Люпен посмотрел на часы.

— Четверть десятого… Безумие!

Ему стало казаться странным, что во время всего этого нападения Жильбер и Вошери вели себя как-то особенно, не расставались и как будто следили друг за другом. Что бы это такое значило?

Незаметно Люпен, толкаемый каким-то необъяснимым беспокойством, прислушиваясь к странному шуму, доносившемуся со стороны Энжиена, подошел к дому. Шум как будто приближался.

Должно быть, гуляющие.

Люпен свистнул. Выждав минуту, он подошел к забору, чтобы осмотреть аллею. Вдруг раздался выстрел, сопровождаемый ужасным стоном. Он побежал назад к подъезду и бросился в столовую.

— Черт возьми! Что вы тут делаете?

Жильбер и Вошери, сцепившись друг с другом, катались по паркету. Их платья были запачканы кровью, Люпен бросился на них. Но Жильбер уже уложил своего противника и выхватил у него из рук предмет, которого Люпен не успел разглядеть. Вошери истекал кровью: он был ранен в плечо и потерял сознание.

— Кто его ранил? Ты, Жильбер? — спросил Люпен.

— Нет, Леонард.

— Леонард! Он был связан…

— Ему удалось развязаться и взять револьвер.

— Где он, каналья?

Люпен схватил лампу и прошел в буфетную.

Лакей лежал на спине с бескровным лицом. Изо рта вытекала красная струйка.

— Ого, — пробормотал Люпен, осмотрев его, — он мертв.

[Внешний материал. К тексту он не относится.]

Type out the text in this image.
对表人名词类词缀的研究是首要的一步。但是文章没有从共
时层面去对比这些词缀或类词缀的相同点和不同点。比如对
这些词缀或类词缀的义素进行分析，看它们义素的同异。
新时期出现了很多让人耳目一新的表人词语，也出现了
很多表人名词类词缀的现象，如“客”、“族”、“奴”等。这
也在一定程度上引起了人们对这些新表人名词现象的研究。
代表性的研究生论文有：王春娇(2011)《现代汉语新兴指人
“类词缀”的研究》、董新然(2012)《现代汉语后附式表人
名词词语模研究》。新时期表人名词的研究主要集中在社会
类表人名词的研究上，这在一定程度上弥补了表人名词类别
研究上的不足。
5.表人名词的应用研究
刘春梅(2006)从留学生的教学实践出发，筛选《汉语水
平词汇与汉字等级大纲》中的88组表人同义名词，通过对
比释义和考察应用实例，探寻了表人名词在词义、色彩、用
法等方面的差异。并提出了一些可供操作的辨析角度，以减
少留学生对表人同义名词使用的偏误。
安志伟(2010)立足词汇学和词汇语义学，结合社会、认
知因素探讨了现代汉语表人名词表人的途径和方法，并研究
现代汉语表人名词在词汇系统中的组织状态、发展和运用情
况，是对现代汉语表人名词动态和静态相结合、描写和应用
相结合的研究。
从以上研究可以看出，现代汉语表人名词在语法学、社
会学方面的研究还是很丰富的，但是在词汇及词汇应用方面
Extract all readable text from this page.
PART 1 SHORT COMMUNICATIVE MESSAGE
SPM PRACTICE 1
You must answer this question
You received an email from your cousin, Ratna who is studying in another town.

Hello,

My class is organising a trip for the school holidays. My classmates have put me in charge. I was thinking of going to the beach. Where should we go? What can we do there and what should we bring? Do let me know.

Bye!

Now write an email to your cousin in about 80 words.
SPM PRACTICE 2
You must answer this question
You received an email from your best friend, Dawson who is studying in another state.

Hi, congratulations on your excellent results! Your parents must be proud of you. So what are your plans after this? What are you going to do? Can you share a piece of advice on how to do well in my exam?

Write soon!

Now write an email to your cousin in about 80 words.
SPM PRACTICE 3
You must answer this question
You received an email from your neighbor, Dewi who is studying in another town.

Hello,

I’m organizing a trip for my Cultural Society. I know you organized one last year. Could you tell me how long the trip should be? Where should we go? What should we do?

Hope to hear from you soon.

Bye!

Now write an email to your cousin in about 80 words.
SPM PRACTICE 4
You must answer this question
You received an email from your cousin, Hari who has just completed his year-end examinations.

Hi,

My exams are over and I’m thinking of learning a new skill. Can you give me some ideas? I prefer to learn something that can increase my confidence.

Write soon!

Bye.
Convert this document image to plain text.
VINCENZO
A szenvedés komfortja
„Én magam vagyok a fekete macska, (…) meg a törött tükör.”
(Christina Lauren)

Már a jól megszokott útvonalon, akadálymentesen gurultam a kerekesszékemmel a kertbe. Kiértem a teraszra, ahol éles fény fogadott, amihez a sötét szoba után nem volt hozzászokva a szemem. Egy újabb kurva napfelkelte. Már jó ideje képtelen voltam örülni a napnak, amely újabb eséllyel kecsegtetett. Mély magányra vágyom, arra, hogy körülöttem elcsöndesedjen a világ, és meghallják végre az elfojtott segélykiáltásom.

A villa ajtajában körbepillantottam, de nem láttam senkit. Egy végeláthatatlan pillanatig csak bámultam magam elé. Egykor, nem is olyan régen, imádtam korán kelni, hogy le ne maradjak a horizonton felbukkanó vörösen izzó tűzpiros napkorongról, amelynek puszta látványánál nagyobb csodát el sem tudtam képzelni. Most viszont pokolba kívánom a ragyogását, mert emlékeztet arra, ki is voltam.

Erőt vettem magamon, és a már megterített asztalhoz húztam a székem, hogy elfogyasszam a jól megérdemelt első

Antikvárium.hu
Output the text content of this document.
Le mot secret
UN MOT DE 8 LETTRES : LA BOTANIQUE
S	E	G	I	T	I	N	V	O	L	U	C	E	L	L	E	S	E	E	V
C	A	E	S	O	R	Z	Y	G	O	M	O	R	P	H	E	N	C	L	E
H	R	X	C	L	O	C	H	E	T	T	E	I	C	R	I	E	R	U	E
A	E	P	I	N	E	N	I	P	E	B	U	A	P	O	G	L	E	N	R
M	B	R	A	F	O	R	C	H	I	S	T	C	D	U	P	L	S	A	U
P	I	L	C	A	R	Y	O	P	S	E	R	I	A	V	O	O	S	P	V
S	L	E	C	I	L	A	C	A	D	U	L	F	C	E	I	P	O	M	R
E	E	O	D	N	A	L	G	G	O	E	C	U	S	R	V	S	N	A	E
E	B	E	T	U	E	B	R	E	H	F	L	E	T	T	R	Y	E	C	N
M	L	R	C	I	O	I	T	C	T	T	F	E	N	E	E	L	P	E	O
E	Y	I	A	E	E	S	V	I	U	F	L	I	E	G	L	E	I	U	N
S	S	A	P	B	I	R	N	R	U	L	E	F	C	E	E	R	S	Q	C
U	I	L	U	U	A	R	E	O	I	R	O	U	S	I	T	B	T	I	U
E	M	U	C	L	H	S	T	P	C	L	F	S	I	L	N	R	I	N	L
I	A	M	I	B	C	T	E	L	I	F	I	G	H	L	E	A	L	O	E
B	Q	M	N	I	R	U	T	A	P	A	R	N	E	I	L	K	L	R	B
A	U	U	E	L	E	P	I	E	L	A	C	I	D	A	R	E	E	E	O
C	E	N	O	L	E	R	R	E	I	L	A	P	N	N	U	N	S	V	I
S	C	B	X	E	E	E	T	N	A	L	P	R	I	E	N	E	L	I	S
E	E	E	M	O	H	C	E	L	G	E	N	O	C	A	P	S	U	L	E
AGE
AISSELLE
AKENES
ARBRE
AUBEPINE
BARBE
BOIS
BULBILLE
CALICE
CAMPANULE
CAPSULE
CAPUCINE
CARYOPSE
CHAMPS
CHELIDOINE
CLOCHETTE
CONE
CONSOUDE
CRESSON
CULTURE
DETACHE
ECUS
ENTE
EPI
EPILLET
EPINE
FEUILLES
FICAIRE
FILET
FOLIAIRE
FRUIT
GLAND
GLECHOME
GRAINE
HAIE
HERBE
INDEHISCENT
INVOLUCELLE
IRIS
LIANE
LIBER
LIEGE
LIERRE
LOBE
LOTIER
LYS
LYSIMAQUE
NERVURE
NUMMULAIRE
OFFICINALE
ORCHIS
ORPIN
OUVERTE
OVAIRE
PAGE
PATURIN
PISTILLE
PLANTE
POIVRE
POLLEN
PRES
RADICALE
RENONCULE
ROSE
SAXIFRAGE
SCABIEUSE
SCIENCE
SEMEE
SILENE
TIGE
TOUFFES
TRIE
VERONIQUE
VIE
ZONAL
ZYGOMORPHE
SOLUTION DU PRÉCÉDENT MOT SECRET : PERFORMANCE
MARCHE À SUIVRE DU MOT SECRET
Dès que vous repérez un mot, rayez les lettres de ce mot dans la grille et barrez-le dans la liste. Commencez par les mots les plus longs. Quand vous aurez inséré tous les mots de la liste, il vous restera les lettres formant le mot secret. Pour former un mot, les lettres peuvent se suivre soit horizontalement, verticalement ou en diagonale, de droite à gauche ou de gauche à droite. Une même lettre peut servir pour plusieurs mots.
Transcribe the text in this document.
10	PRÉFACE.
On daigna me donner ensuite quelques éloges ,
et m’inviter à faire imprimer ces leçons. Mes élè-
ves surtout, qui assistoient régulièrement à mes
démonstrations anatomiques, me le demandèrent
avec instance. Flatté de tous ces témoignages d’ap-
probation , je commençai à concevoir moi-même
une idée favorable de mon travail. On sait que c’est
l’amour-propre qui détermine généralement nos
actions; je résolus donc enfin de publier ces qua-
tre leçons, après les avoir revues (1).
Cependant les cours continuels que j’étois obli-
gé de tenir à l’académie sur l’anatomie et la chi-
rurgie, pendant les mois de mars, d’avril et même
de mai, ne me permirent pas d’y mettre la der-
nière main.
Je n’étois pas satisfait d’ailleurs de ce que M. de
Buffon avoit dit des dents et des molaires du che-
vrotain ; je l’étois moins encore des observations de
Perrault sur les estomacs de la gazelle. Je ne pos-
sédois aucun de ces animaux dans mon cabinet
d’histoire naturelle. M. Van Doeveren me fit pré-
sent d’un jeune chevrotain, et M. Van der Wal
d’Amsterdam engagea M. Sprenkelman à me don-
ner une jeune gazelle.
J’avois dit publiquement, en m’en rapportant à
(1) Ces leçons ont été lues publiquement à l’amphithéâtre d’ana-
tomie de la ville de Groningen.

— Вы думаете?.. вы думаете?.. — спросил Жильбер. Голос его дрожал.

— Говорю тебе, мертв.

— Это Вошери ударил его…

Люпен схватил его, побледнев от гнева.

— Вошери… А ты тоже, негодяй! Ты был тут же и позволил ему. Кровь… Кровь! Вы хорошо знаете, что я не хочу крови. Это мое правило. У меня не убивают, а скорее позволяют убить себя. Тем хуже для вас, ребята. Вы за это заплатите, если понадобится. А стоить это будет дорого. Берегитесь!

Этот труп смутил его. Яростно встряхивая Жильбера, он допытывался:

— Зачем, зачем его понадобилось убивать?!

— Он хотел его обыскать и взять ключ от стенного шкафа. Когда он над ним наклонился, он заметил, что тот развязан… Он испугался и ударил его…

— А выстрел?

— Это Леонард. У него револьвер был в руках. Он перед смертью был еще в силах его направить.

— Ну, а ключ?

— Вошери взял его.

— Он открыл?

— Да.

— И нашел?

— Да.

— А ты хотел у него отнять этот предмет. Какой предмет? Реликвию? Нет, это было что-то маленькое… Что же это, отвечай!

По решительному выражению лица и по молчанию Жильбера Люпен понял, что не получит ответа. Он проговорил с угрозой:

— Ты заговоришь у меня, дорогой мой. Я тебя заставлю исповедаться. Но сейчас нужно убираться отсюда. Ну, помоги, надо унести Вошери.

Они вернулись в столовую, и Жильбер наклонился над раненым.

Вдруг Люпен остановил его.

— Послушай!

Они обменялись беспокойным взглядом. В буфетной разговаривали… Странный, тихий, отдаленный голос… Но они только что убедились, что там никого не было, никого, кроме мертвеца — труп его виднелся в темноте.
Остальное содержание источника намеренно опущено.